Anthony Mastrean
Anthony Mastrean

Reputation: 22404

Should I commit self-signed certificates to source control?

Let's say we generate a self-signed certificate for each of our customers. They're used in some part of the package/deploy pipeline and end up on the customer's local computers. They're used to connect to our web services.

Should we commit these certificates to source control? The repository is private and only accessible to coworkers. Should I leave them out for some security reason (even if that's just limiting access in case of accidental exposure, let alone malicious activity)?

If we leave them out, should we generate them as part of the package/deploy pipeline every time? Or stick them in some secure keystore and retrieve them?

Upvotes: 5

Views: 1998

Answers (1)

brantgurga
brantgurga

Reputation: 1152

This is a situation of trust and exposure. Do you trust those that have access to the repository?
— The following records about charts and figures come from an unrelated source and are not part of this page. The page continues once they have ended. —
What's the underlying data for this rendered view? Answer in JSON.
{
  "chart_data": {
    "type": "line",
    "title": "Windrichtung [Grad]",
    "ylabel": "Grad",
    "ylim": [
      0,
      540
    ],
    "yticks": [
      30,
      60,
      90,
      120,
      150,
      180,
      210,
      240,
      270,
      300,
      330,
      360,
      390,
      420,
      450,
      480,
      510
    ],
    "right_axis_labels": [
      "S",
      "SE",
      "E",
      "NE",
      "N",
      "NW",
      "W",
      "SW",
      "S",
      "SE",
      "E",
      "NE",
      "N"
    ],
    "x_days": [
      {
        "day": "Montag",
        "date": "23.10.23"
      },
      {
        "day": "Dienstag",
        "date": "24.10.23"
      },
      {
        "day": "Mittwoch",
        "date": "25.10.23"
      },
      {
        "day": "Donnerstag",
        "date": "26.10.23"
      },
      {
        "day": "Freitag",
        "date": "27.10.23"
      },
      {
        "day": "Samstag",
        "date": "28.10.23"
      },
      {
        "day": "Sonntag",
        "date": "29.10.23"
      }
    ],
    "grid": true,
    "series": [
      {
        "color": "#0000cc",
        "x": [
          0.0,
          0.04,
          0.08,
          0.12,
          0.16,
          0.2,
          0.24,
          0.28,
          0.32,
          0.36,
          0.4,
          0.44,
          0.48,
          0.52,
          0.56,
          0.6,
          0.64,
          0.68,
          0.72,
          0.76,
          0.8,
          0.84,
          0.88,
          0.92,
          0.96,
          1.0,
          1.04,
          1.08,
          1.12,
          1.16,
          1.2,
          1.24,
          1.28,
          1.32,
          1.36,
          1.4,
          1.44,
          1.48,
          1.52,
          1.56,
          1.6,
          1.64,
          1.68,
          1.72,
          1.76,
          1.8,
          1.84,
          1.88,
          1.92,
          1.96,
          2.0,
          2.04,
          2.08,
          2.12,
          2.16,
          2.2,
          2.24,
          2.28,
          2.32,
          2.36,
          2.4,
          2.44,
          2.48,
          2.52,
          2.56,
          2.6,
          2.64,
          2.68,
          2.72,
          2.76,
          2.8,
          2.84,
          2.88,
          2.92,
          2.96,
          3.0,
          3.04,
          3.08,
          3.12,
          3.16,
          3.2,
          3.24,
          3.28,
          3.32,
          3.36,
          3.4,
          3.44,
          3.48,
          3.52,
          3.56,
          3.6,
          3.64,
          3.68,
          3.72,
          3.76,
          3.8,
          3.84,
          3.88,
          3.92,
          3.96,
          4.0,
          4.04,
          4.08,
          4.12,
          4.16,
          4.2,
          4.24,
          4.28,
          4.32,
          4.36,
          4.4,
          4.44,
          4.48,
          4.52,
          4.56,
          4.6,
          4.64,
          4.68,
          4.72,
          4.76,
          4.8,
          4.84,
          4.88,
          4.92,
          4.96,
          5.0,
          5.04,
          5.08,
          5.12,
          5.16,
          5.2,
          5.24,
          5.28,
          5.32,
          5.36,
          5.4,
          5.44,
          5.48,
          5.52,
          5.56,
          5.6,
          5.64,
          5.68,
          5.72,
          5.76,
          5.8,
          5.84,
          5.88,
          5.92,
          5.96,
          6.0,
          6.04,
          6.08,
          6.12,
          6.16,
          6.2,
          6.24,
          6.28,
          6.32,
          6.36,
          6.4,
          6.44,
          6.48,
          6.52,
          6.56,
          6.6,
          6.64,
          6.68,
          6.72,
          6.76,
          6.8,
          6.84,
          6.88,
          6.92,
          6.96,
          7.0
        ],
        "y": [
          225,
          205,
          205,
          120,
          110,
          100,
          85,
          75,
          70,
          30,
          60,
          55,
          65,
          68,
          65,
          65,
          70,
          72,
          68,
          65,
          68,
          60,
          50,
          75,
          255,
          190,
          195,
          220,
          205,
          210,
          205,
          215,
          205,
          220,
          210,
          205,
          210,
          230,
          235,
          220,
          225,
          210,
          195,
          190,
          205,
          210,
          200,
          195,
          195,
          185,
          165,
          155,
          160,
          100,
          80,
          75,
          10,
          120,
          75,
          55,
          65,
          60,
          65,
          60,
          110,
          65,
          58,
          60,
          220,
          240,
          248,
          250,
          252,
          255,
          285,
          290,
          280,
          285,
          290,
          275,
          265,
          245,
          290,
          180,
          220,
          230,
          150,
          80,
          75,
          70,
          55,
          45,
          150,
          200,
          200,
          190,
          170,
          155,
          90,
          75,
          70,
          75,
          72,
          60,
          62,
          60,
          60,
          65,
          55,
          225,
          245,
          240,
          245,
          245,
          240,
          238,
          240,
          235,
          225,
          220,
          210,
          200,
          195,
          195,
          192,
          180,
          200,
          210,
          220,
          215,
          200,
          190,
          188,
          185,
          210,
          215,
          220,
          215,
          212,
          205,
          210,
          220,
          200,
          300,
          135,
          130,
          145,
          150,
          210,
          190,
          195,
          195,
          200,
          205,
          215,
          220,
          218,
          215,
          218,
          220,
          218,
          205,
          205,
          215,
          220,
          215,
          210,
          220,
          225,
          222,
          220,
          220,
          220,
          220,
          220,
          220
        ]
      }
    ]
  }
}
Bear in mind that most compromises come from insiders.

My thinking is this:

  • Don't store the deployed certificates at all. Generate them for those end systems. Sign them by a root certificate.
  • Configure your produce to trust connections made by certificates signed by that root. This way you can revoke certificates in mass if your root is compromised or selectively revoke endpoint certificates as necessary without revoking everything.
  • You can have your product reference the certificate from the system's certificate store using any public identifiers but don't store the private key.
  • Making the private key available should be a final deployment step with as minimal visibility as possible. Make it available to two or three users and use the platform's certificate management mechanisms for tying the public certificate to the private key.